Rafael tourna le dos à son frère. Le leader des Enfants d’Atlantis se mit à réfléchir durant plusieurs secondes. Passé ce temps de réflexion, il déclara :
« Très bien… S’il y a une chose que je te dois, c’est peut être la vérité. La vérité sur la véritable nature de ma disparition… Je vais donc te l’expliquer, à toi et à Peter, vu que Ridley sait déjà ce que je vais vous dire… N’est ce pas, camarade ?
- Ridley… » murmura Jack tournant son regard vers la jeune guerrière.

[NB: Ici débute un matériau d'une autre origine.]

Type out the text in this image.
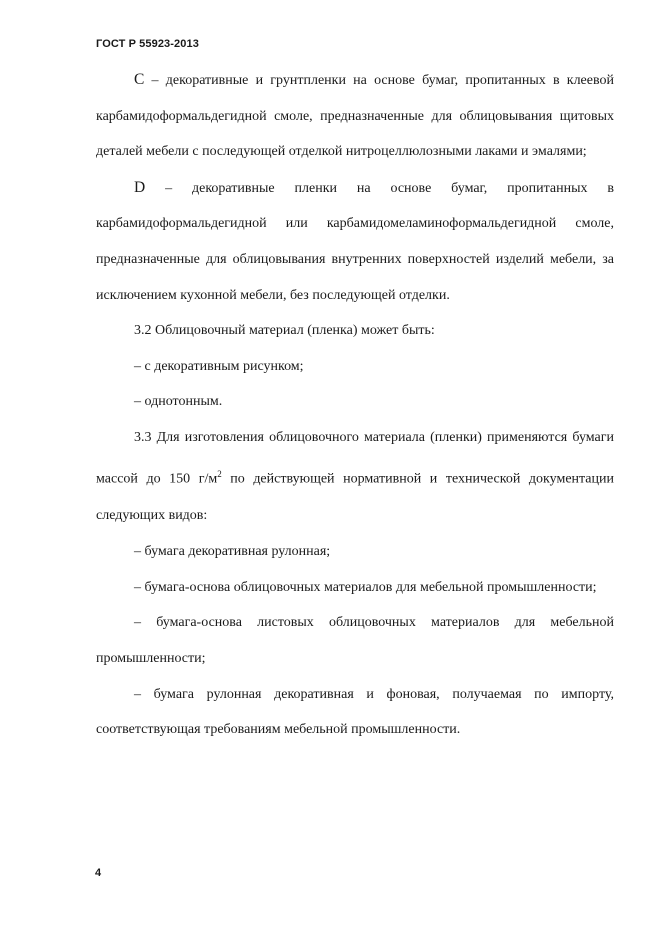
ГОСТ Р 55923-2013

C – декоративные и грунтпленки на основе бумаг, пропитанных в клеевой карбамидоформальдегидной смоле, предназначенные для облицовывания щитовых деталей мебели с последующей отделкой нитроцеллюлозными лаками и эмалями;

D – декоративные пленки на основе бумаг, пропитанных в карбамидоформальдегидной или карбамидомеламиноформальдегидной смоле, предназначенные для облицовывания внутренних поверхностей изделий мебели, за исключением кухонной мебели, без последующей отделки.

3.2 Облицовочный материал (пленка) может быть:

– с декоративным рисунком;

– однотонным.

3.3 Для изготовления облицовочного материала (пленки) применяются бумаги массой до 150 $г/м^2$ по действующей нормативной и технической документации следующих видов:

– бумага декоративная рулонная;

– бумага-основа облицовочных материалов для мебельной промышленности;

– бумага-основа листовых облицовочных материалов для мебельной промышленности;

– бумага рулонная декоративная и фоновая, получаемая по импорту, соответствующая требованиям мебельной промышленности.

4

Rafael, gardant le dos tourné à ses prisonniers, commença, après quelques instants de silence, à leur conter les évènements qui ont fait de lui leur ennemi.
« Tout à commencé dans un petit village, à une vingtaine de kilomètres de Ranaya City. Mes parents biologiques, Alaban et Laura Torres, étaient tous deux de redoutables guerriers. Ce fut l’unique chose que j’aurais connu d’eux. Jusqu’à l’âge de cinq ans, j’ai grandi dans la plénitude et l’insouciance, au sein de ce village. Seulement, j’ai très vite connu les plus durs aspects de la vie. Alors que je m’épanouissais pleinement, un drame qui allait changer à jamais mon être eut lieu. Je rentrais au village, après être allé me balader sur la plage à proximité. J’aperçus soudain de la fumée émaner de plusieurs habitations. Je me suis mis à courir… De plus en plus vite… Et lorsque j’étais arrivé devant ma maison, je l’ai retrouvée en feu… Avec plusieurs autres maisons brulant autour de moi… J’ai mis plusieurs secondes à réaliser ce qui était en train de se dérouler sous mes yeux… Lorsqu’enfin, je finis par comprendre que presque tous les habitants de mon village avaient péri, brulés vifs, dans leurs maisons, je me suis effondré à genoux. Ce jour là, je pense avoir pleuré toutes les larmes de mon corps…Moi, un môme de cinq ans, assistant au massacre des siens… Chaque jour de mon existence, je repense à cette vision… Dans mon esprit, plusieurs sentiments se mélangeaient : la tristesse, l’incompréhension… mais surtout une immense colère…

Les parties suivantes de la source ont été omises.